THURMOND, WV (LOOTPRESS) – Deep in the New River Gorge sits the quiet railroad town of Thurmond. Once home to nearly 400 residents, only five people now live in West Virginia’s smallest municipality. One former resident recently spoke with LOOTPRESS about her time growing up in Thurmond.
Marilyn Kelly-Brown was born in Thurmond in 1951, and she says she would not have wanted to be raised anywhere else. “This was just a good place to grow up in, we entertained ourselves, we enjoyed ourselves down here, we played tag, hide and seek,” Brown said.
She says she grew to love the railroad because of her father James Kelly who worked in the roundhouse for the Chesapeake & Ohio Railway for 33 years in Thurmond. The fondest memory she has of her father’s years on the railroad is when he was one of the men they called to help clean up derailments on New River. “There was a train derailment and they called him to come to help clean it up as cars had gone down in the river not too far from Beury,” Brown stated. “He was the only one in the area that could operate certain pieces of machinery.”

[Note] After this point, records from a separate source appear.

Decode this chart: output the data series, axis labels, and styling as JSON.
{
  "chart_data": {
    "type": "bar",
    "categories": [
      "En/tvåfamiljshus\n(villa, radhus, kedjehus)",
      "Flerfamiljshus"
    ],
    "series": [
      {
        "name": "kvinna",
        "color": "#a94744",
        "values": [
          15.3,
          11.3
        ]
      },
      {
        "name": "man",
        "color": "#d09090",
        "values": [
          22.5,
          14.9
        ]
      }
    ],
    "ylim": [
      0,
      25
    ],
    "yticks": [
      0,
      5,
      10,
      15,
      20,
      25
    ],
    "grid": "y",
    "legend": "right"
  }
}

While there were no iPhones or gaming systems around while she was growing up, Brown says she and her friends created their own fun, even if it landed them in some trouble sometimes. Brown says around the early 1960s a passenger train derailed just before Thurmond, and crews brought the derailed passenger cars and parked them in Thurmond.
Brown and her friends could not resist the urge so they all decided to go inside the passenger cars and explore while no one was looking. She says the coaling tower, built in 1922 by Fairbanks Morse that loaded up steam locomotives with coal as they continued their journey along New River, was also another place in Thurmond she would find fun.
Brown would attempt to climb up the stairs, which were in much better shape in the 1950s compared to today, to the top of the tower and play with the large spotlights on top.
Thurmond was once a major railroad town and the most profitable stop along the C&O Railway with regard to freight revenue. Thousands of passengers also rolled through the Thurmond Depot each year. With the increase of people and commerce, it also attracted those up to no good.
When Confederate Captain W.D. Thurmond acquired the land in 1873 for the payment of a surveying job, one of his main goals for a town along this tract of land at New River was one of moral and Christian practices. Thurmond prohibited alcohol, gambling, and prostitution within town limits.
Across the river from Thurmond, a man by the name of Thomas G. McKell sought to capitalize off of the activities Thurmond outlawed. McKell constructed a large hotel just across the river from the depot. It was named the Dun Glen and soon thousands from all over were flocking to the “Little Vegas.” Captain Thurmond was successful in stopping alcohol, gambling, and prostitution at first, but McKell stretched the town limits of Glen Jean six miles away down to the Dun Glen. Thurmond no longer had power on the south side of the New River.
The Dun Glen Hotel, home to the longest-running poker game in history, was completely destroyed in a fire in 1930.
Brown was born after the major hustle and bustle days of Thurmond including all of the mischief that occurred on the south side. She says her time in Thurmond was peaceful. “Nobody bothered us, we just had a great time here, we all had fun and were friends with each other, they were good people [in Thurmond],” Brown explained. “If we were doing something we shouldn’t be doing, the neighbors would come and get us.”
Thurmond was and still is a helping community, according to Brown. She can recall citizens of Thurmond assisting Beury’s last resident, Melcenia Fields, with groceries and other essential items. Beury was a once-booming mining town along New River. Fields made her home in the abandoned Beury mansion which is three miles downriver from Thurmond. Fields would walk to Pugh’s Grocery just across the river from Thurmond to gather groceries and other items she needed.
Thurmond residents even offered to give Fields a ride to her home, but she always chose to walk. She was not a people person and loved her home in Beury and did not want to move. Brown says once the mansion become too dangerous to live in, her neighbors in Thurmond went and built Fields a shack to live in. Fields lived there until her death in the 1980s when she was discovered by railroad workers.
Marilyn and her family moved to the plateau in Oak Hill once the National Park Service began its effort to preserve the town for future generations to explore. Brown says she is happy to have so much of her birthplace preserved. “I’m so happy really, that they got this because I could come back and look at it every time I want to.”
In the photo attached above, Brown is sitting on the porch of the “Marilyn Brown House,” where she lived during some of her time in Thurmond. She says she lived in multiple different homes in the town as the years progressed, but her heart always takes her to the little green and white house along the railroad tracks.
Moving to Oak Hill was not an easy task, and it was a big change, says Brown. “The trains did not bother me in Thurmond, but the cars in Oak Hill did for a while,” Brown said jokingly. She says she was so used to the quietness and she never did hear the sound of a car too much in Thurmond.
When she is able, Brown ventures down to Thurmond and takes a seat on her old porch, and reminisces on the days gone by.
Most of the town is now owned by the NPS and is part of the New River Gorge National Park & Preserve. The Thurmond Depot was restored in the 1990s and serves as a seasonal visitor center in the summer.